As a single mother you learn to not only juggle all the balls but to do so with such precision that you almost adopt a military like mentality when it comes to your daily life. Without even noticing I had gradually turned my world into one big schedule; having a routine for food, sleep, work, social life, hell even my “down time” was in a designated time slot. I had lost all sense of spontaneity and instead developed an intense anxiety when it came to being in control, on time and the ability to plan. At the time, I could not rely on Peyton’s father and my family is wonderful but lived two hours away. Aside from the offers of assistance from friends (which I did take on the odd occasion) I was literally doing everything on my own. It was the only thing I felt comfortable with.
I was so scared that if I didn’t have everything accounted for I would miss something. That if I wasn’t on top of every possibility, that if I couldn’t manage everything, that if I dropped one ball, the whole set would fall. And I didn’t know if I would have the strength to pick up the pieces…. So I just kept on going. Kept planning. Kept doing the best I could.
It wasn’t until Peyton started school that I noticed how stretched thin I was. I was offered a massive job at work that required my attention 7 days a week, and this was due to begin at the same time that my baby had a big transition of her own. Instead of trying to work out how to manage it all myself, I finally opened myself to the possibility that I needed help.
I began to let Dan in.
It started small with something as simple as him packing a lunch box and we then worked up to him collecting her from school and even staying at home with her whilst I had a coffee with a girlfriend. The trust built in his parenting abilities (not that there was any doubt he could handle it) and so did my faith in knowing that it didn’t have to just be me who takes responsibility for her anymore. Allowing someone else in does not make me a bad mother and I am ALLOWED to accept help without feeling guilty. Just as you are too. My routines changed, my anxiety (although still there) began to soften and the walls that I had built so high began to slowly retreat. This was my person. This is my family. This life is now OUR responsibility, not just mine. A mentality that took me a long time to adopt but was required in order for us to grow together.

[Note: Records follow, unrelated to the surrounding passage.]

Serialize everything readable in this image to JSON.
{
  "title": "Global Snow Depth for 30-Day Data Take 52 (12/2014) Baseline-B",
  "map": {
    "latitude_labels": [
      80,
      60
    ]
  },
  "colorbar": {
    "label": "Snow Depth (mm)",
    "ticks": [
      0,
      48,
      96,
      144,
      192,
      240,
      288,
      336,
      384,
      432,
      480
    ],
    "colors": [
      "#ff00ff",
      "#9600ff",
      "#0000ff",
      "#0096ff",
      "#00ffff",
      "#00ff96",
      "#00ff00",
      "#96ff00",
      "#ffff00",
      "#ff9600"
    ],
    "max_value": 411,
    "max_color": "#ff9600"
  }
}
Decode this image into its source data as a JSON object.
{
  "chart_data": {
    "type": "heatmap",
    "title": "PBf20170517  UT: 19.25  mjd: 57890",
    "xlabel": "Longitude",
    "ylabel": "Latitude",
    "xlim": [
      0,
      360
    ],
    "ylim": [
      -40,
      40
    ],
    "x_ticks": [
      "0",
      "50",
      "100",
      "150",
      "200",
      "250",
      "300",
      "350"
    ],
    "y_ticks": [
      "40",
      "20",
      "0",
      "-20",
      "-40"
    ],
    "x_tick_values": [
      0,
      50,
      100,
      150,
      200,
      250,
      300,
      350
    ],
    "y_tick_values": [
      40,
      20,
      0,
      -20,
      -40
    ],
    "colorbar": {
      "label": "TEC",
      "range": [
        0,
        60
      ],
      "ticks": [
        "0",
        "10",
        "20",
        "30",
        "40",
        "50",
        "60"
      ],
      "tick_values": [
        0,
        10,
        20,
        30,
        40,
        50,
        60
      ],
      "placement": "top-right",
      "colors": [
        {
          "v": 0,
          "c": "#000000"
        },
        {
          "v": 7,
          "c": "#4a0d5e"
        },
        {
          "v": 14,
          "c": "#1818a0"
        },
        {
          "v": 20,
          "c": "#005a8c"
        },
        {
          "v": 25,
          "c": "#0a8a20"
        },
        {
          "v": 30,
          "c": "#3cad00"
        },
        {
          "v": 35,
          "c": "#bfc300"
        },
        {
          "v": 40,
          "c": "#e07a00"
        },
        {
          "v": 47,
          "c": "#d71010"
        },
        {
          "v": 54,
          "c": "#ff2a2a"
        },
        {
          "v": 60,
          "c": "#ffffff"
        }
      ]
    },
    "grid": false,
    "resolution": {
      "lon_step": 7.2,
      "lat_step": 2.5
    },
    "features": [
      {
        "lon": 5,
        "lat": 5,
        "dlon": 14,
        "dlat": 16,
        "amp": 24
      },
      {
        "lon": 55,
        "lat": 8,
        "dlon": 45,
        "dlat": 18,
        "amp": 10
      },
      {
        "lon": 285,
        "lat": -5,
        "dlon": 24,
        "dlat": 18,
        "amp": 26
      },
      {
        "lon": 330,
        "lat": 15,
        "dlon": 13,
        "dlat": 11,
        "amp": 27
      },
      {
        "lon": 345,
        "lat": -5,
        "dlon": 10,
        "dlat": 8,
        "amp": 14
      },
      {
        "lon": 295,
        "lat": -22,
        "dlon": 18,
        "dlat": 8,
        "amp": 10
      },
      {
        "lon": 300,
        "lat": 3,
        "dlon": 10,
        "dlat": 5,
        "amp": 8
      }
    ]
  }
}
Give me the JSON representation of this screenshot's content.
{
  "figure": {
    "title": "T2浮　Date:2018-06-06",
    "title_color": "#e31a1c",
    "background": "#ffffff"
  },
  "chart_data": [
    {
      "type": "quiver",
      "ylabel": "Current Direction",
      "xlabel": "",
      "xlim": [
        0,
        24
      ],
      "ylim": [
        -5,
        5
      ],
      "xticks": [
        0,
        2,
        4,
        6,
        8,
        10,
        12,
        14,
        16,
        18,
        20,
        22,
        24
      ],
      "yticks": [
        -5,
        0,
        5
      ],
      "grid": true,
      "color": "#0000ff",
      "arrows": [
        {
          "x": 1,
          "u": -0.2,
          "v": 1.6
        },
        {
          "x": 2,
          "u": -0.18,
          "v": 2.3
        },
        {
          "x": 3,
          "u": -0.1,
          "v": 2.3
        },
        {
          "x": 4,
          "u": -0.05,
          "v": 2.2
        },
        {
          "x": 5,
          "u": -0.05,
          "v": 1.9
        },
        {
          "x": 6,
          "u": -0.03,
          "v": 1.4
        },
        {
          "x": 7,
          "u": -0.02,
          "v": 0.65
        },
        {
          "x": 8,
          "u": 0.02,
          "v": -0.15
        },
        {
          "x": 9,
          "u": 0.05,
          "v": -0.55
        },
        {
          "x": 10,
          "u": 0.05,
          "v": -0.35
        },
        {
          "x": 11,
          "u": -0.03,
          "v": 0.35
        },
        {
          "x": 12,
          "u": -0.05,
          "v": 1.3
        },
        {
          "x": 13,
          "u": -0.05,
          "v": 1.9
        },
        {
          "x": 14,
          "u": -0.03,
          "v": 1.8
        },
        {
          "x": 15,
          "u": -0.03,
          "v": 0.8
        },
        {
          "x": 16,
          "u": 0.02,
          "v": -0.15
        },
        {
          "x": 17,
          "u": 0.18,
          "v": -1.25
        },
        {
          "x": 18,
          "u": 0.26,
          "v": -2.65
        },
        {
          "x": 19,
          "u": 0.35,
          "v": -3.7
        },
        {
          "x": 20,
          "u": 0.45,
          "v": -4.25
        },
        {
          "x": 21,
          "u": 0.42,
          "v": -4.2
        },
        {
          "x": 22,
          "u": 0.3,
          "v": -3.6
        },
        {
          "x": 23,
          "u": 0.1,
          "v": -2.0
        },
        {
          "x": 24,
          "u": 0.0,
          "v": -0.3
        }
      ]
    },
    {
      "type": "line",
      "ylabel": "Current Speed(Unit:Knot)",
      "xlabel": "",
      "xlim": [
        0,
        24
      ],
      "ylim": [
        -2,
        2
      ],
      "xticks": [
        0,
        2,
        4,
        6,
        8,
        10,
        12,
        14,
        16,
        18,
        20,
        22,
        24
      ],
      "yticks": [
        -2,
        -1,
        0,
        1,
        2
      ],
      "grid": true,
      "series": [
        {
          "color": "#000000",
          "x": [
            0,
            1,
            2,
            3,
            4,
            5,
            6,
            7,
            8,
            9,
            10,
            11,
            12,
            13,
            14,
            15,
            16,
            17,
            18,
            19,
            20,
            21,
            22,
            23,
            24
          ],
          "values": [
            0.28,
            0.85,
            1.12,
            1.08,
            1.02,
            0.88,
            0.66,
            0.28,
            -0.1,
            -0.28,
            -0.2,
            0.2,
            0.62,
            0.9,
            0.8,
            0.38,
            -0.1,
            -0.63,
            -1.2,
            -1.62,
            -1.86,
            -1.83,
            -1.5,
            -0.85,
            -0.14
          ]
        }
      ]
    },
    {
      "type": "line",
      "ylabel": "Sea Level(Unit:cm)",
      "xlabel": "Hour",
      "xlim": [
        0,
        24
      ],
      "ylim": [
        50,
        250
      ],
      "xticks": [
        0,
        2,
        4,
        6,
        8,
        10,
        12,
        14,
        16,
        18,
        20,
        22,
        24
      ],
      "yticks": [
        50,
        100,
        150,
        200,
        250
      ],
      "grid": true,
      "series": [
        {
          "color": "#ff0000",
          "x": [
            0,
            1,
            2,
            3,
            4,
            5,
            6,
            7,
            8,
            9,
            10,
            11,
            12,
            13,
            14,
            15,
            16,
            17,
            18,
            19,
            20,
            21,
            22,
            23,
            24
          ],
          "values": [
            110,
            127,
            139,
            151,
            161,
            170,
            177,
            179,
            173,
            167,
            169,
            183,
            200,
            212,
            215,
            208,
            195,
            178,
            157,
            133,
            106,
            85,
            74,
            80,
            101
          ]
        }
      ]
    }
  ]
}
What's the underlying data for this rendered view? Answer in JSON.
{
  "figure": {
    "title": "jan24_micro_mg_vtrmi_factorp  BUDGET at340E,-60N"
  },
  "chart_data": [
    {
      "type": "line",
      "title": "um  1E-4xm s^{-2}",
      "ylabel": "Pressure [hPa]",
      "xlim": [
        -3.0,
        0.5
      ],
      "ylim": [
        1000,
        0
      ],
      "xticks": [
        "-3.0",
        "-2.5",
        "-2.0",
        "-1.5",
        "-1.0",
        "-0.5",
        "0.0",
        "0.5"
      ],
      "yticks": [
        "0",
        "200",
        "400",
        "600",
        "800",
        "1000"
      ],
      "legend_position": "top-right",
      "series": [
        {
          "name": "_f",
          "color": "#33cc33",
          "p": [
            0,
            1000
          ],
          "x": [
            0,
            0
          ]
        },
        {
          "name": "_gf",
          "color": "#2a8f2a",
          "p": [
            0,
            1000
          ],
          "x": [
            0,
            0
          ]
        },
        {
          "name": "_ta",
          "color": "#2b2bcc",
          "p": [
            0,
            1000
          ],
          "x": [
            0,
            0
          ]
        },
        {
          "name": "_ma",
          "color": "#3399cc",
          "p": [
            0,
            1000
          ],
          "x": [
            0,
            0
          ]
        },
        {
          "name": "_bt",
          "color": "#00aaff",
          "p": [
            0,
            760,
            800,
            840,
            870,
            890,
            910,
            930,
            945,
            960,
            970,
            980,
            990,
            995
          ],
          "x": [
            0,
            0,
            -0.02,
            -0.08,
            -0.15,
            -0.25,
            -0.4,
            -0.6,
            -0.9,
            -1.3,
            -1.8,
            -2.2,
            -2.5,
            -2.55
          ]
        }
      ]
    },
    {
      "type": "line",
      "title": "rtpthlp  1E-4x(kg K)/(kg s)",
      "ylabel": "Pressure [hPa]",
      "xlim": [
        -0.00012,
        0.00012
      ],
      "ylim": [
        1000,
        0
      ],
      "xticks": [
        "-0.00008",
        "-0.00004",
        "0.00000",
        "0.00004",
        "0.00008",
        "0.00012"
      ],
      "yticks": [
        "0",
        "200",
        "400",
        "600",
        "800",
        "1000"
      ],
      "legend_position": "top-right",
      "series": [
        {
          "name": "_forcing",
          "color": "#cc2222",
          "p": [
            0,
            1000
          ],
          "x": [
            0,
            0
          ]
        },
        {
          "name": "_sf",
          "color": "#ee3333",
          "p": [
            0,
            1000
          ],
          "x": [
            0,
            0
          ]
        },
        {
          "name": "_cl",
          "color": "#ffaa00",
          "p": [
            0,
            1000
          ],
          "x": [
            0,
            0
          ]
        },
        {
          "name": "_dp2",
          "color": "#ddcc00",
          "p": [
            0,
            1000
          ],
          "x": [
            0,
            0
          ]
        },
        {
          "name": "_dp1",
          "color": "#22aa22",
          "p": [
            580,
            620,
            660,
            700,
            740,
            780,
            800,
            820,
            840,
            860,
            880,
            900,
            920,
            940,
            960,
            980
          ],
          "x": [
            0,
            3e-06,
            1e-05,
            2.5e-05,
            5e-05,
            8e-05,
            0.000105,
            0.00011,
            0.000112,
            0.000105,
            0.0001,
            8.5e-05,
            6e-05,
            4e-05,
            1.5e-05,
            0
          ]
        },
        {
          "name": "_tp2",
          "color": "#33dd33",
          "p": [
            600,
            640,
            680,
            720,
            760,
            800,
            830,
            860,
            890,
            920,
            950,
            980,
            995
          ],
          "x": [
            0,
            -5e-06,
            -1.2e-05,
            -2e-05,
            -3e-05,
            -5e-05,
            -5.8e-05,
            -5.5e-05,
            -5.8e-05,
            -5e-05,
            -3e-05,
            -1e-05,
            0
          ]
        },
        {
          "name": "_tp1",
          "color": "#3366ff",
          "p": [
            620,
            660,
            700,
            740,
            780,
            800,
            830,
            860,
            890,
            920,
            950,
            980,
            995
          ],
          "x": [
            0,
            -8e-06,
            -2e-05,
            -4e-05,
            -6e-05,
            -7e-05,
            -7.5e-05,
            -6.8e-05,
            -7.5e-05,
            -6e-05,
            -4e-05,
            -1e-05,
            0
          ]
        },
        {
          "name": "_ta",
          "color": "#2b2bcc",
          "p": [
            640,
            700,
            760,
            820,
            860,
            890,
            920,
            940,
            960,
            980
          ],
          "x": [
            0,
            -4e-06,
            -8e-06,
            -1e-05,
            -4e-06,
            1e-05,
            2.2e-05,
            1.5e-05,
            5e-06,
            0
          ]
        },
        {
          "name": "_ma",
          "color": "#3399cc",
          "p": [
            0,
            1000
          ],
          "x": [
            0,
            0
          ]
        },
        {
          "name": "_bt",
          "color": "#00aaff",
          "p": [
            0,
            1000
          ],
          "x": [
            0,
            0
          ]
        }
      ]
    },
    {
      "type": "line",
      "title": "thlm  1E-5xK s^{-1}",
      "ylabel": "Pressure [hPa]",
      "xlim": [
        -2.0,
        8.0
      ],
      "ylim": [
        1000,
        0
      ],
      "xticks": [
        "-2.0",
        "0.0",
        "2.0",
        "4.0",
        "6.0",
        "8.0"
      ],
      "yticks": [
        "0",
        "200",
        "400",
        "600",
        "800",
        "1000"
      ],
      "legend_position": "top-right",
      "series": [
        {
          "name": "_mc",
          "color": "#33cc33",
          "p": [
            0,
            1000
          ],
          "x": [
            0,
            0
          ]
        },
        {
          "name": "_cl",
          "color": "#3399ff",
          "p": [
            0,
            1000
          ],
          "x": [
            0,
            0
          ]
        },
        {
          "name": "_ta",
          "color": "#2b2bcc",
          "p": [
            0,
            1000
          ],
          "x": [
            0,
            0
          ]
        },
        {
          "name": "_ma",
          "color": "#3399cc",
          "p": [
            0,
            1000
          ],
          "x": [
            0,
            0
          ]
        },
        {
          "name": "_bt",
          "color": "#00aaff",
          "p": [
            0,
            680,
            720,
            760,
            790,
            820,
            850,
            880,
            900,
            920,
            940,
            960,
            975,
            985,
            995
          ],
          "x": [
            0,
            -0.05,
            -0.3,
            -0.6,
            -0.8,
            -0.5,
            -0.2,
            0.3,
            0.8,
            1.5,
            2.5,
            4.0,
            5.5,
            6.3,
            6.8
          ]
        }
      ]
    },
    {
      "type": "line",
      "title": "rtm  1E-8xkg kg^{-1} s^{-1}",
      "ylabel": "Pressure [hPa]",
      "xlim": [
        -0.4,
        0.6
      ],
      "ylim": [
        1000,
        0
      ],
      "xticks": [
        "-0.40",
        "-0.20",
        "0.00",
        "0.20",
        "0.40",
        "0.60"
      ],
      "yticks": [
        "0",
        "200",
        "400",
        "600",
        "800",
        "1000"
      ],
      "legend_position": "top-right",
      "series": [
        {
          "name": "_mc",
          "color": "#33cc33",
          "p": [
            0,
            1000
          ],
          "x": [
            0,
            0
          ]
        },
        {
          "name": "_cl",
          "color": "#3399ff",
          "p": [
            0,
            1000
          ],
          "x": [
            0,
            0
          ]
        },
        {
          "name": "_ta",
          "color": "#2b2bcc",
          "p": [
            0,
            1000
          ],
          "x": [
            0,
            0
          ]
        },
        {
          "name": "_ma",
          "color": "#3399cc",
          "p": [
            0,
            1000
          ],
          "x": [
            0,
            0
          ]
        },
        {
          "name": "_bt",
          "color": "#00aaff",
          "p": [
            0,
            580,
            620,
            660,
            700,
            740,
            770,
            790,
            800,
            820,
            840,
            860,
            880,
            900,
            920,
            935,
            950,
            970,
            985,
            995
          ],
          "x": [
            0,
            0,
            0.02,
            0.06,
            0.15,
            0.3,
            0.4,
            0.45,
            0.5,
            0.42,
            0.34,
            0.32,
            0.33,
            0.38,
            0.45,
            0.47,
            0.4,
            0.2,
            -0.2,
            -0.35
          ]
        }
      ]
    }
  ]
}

Fast forward to today and we’re at a point where I’m not afraid to ask for help or to let Dan take charge as we present ourselves as a parental unit. A lot of the larger decisions or discussions are still initiated by me but I make sure that I now consult and include him. His influence is just as important as mine. I don’t feel like I’ll ever completely lose my desire to be in control or to plan- it’s become a deep seeded part of how I operate- it had to be! But I’m certainly more open to accepting help… and that, my friends, is a beautiful thing.
You are allowed to be strong, you are allowed to be independent but don’t fool yourself into thinking that you have to do it all on your own.